Dans la Vieille Ville et autour de la mosquée Al-Aqsa, les Palestiniens doivent supporter l’attitude violente et agressive des soldats israéliens, dont beaucoup n’ont pas plus que 18 ou 19 ans. Des militaires inexpérimentés qui reçoivent des mitraillettes avec des balles en caoutchouc et des balles réelles, stationnés derrière des barrières métalliques installées là où des milliers de Palestiniens tentent d’accéder à leur lieu saint. Ils sont en permanence prêts à intervenir, considérant chaque Palestinien en mouvement comme un risque potentiel, qu’il s’agisse d’un homme, d’une femme ou d’un enfant.

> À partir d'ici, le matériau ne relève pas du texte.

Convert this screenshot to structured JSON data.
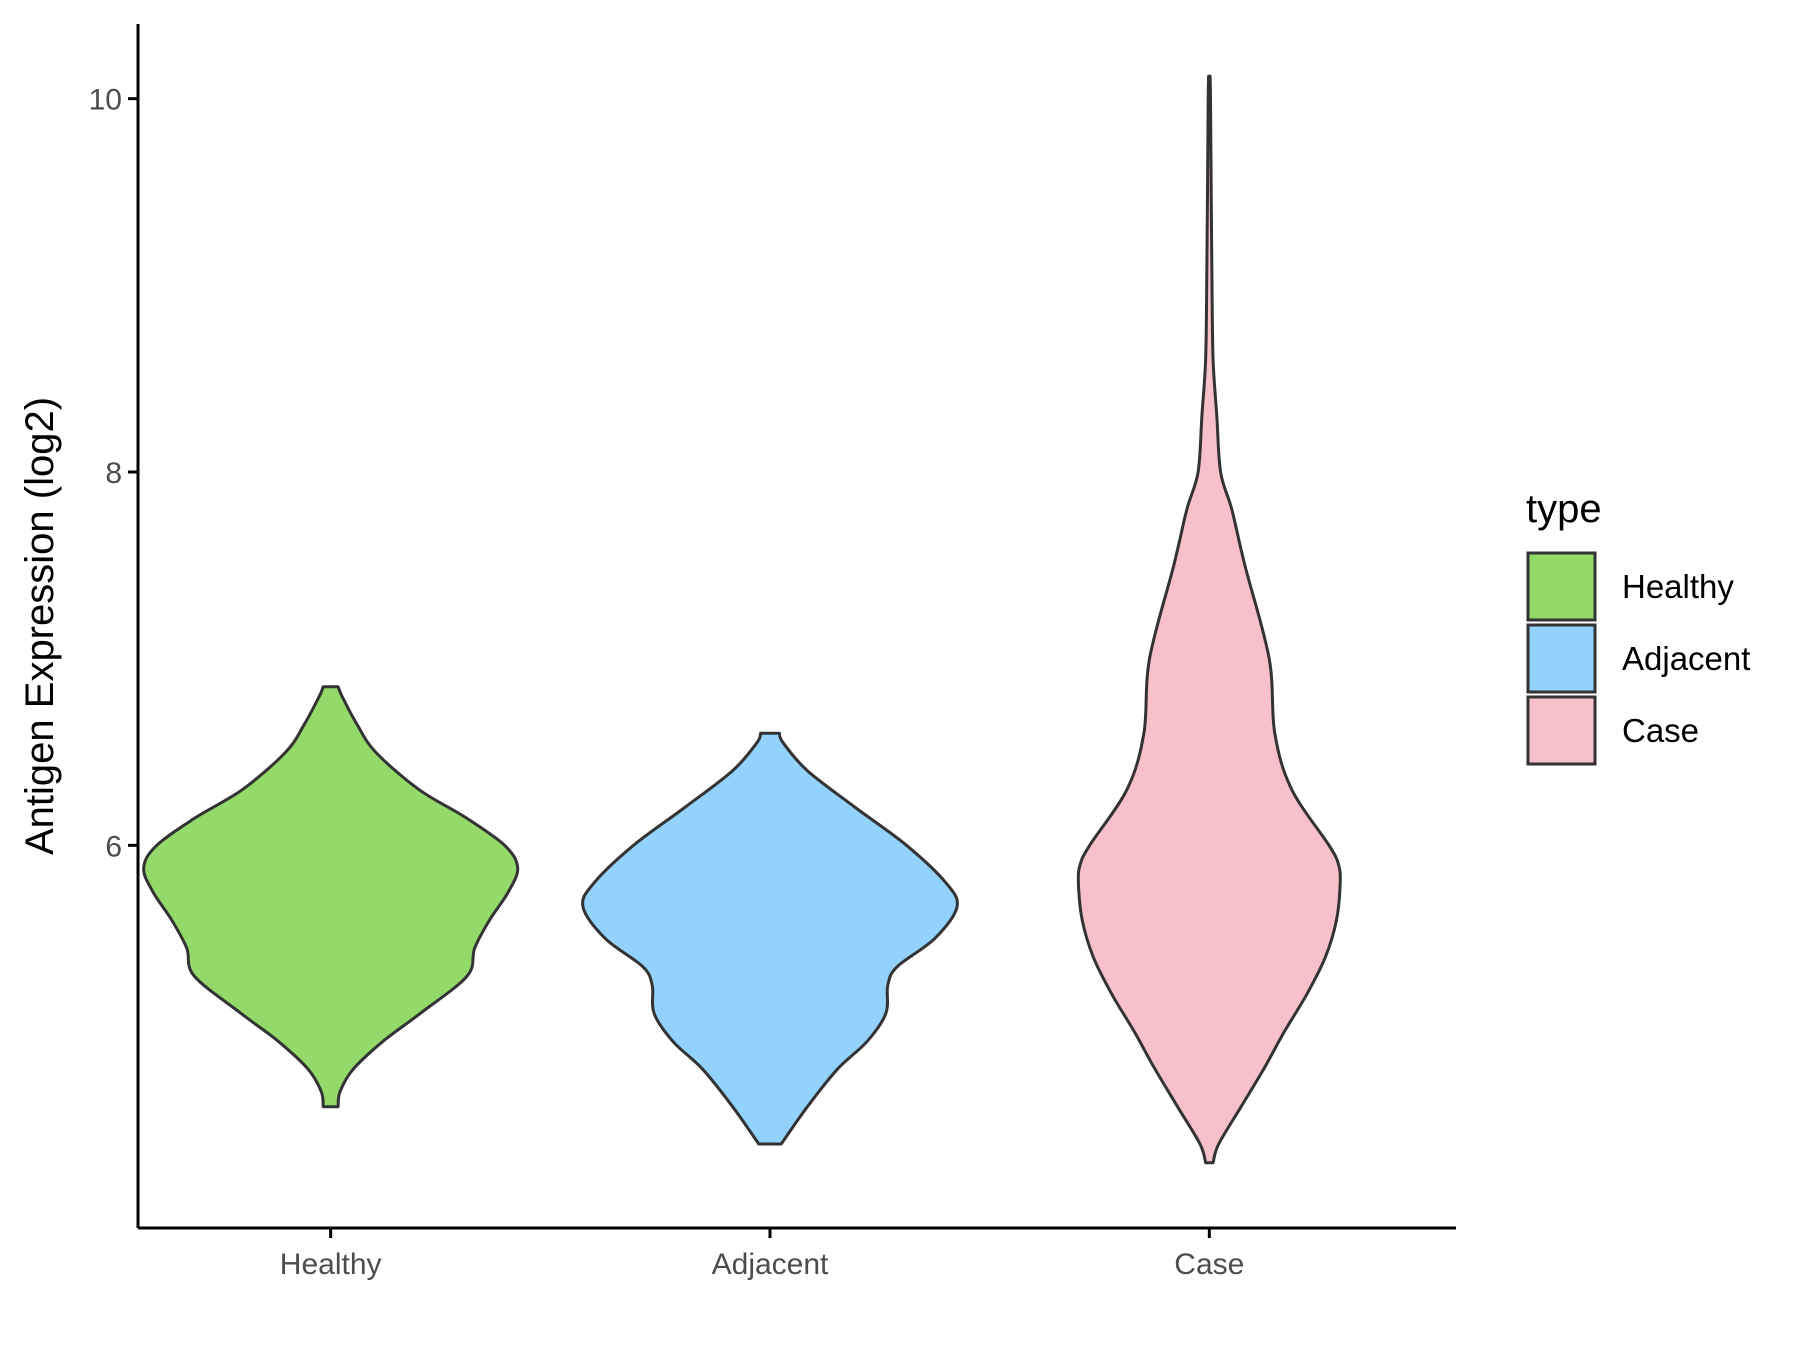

Des années d’endoctrinement à dire qu’ils défendent leur peuple contre un nouvel holocauste, comme si nous avions quelque chose à voir avec l’aryanisme européen ! Sauf à en payer le prix fort — perdre notre patrie et vivre sous l’oppression et le racisme depuis 1948.
L’escalade Israélienne
Dans la nuit du vendredi 7 mai, l’armée israélienne a poursuivi l’escalade. Effrayée par la présence de 70 000 Palestiniens, elle a pris d’assaut l’enceinte de la mosquée Al-Aqsa et a littéralement tiré sur les personnes qui priaient. Plus de 200 Palestiniens ont été hospitalisés, dont beaucoup ont été blessés à la tête et aux yeux. Au moins un homme a perdu la vue.
Tout cela se passe dans un contexte d’échec de la démocratie israélienne, sans gouvernement viable après quatre élections en deux ans. Une cinquième élection est probablement en vue. Les cas de corruption et les scandales abondent, allant de la tête de l’échiquier politique israélien à des cas de viols de la part de ses dirigeants religieux. Pourtant, une fois de plus, ce sont les Palestiniens qui paient le prix d’une telle anarchie.
La société israélienne et son establishment politique sont profondément inquiets, mais ils refusent de voir que c’est l’occupation militaire qui est le problème ici. En effet, pour nous, l’occupation est le principal obstacle à notre libération et à notre liberté.
Nous en avons assez de l’occupation et de tout ce qui l’accompagne, et nous ne pouvons pas continuer à jouer les psychiatres de la société israélienne. Nous sommes les occupés, pas les occupants, nous sommes les opprimés, pas les oppresseurs, nous sommes les colonisés, pas les colonisateurs. Pour le bien-être de tous ceux qui vivent entre le fleuve et la mer, il faut mettre fin à cette occupation. Elle n’a que trop duré.